A new 3D-printed, four-legged soft robot is the first of its kind able to walk on rough surfaces.


The robot, developed by engineers at the University of California San Diego, was built using a high-end 3D printer that allowed the researchers to combine both soft and rigid materials within the same component.

The idea – borrowed from nature – allowed researchers to create more complex shapes for the robot’s legs. “In nature, complexity has a very low cost,” said Michael Tolley, a mechanical engineering professor at the university, and leader of the research group. “Using new manufacturing techniques like 3D printing, we’re trying to translate this to robotics.”

Soft robots are constructed from compliant materials, similar to living organisms. The legs of this robot are constructed from three actuators – parallels, connected sealed inflatable chambers, which are 3D-printed from a rubber-like material. These chambers are hollow on the inside, and so can be inflated and deflated in different ways to bend the legs.  

The four legs are connected to a rigid body, and its gait depends on the order, timing and pressure in which the pistons in the legs are inflated. Until now, soft robots have only been able to shuffle or crawl along without lifting their legs, but this robot was able to climb over obstacles and walk on different terrains. It was tested on large rocks, inclined surfaces and sand, and was able to transition from walking to crawling in a confined space.

The current model of the robot is tethered to a circuit board and air pump, but researchers are now working on miniaturising both those components so that it can walk independently.

However, Jonathan Rossiter, a professor of soft robotics and intelligent systems at the University of Bristol, told Professional Engineering that the soft robotics community is looking to move away from pumps and motors. “There’s a great potential here to develop new actuation and sensing technologies which don’t rely on these conventional hydraulics, pneumatics or electro-magnetic motors and solenoids and things like that,” he said.

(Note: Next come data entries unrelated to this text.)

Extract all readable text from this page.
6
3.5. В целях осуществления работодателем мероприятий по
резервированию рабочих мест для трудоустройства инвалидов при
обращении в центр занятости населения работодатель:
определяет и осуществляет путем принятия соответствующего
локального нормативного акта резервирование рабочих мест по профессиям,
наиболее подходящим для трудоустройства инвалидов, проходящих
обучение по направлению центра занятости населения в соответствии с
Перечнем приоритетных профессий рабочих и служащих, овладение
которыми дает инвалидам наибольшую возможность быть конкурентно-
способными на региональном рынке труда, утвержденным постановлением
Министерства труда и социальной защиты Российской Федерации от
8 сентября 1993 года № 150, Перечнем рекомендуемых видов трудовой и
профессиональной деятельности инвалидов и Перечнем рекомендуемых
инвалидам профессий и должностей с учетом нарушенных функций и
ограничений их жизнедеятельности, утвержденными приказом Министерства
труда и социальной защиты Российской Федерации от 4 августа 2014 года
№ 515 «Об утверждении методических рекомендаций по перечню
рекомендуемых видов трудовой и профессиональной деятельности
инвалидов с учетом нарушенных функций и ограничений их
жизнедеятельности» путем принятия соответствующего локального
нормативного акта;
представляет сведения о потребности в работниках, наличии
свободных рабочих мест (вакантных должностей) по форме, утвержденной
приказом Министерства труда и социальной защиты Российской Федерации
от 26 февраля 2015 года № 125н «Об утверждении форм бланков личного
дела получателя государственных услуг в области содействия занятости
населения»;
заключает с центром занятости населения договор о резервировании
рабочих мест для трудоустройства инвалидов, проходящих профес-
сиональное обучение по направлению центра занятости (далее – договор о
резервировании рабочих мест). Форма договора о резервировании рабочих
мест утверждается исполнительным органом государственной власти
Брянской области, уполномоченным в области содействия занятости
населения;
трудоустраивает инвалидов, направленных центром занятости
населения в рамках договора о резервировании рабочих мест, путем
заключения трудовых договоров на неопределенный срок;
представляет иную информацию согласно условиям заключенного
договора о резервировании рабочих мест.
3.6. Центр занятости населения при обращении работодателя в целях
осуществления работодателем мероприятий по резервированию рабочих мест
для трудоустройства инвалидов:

His lab is working on electro active polymers, which change shape or rigidity when a current is applied to them - like Batman's wingsuit in the movie The Dark Knight. “In this robot, there’s a leg and a pipe, and it needs to have the air supply. But what happens if we just take a battery and you plug that into the leg. These electro-active polymers in the leg contract and bend and twist, and that’s much more like muscles. Our goal in the soft robotics community is to move more towards that end of things.”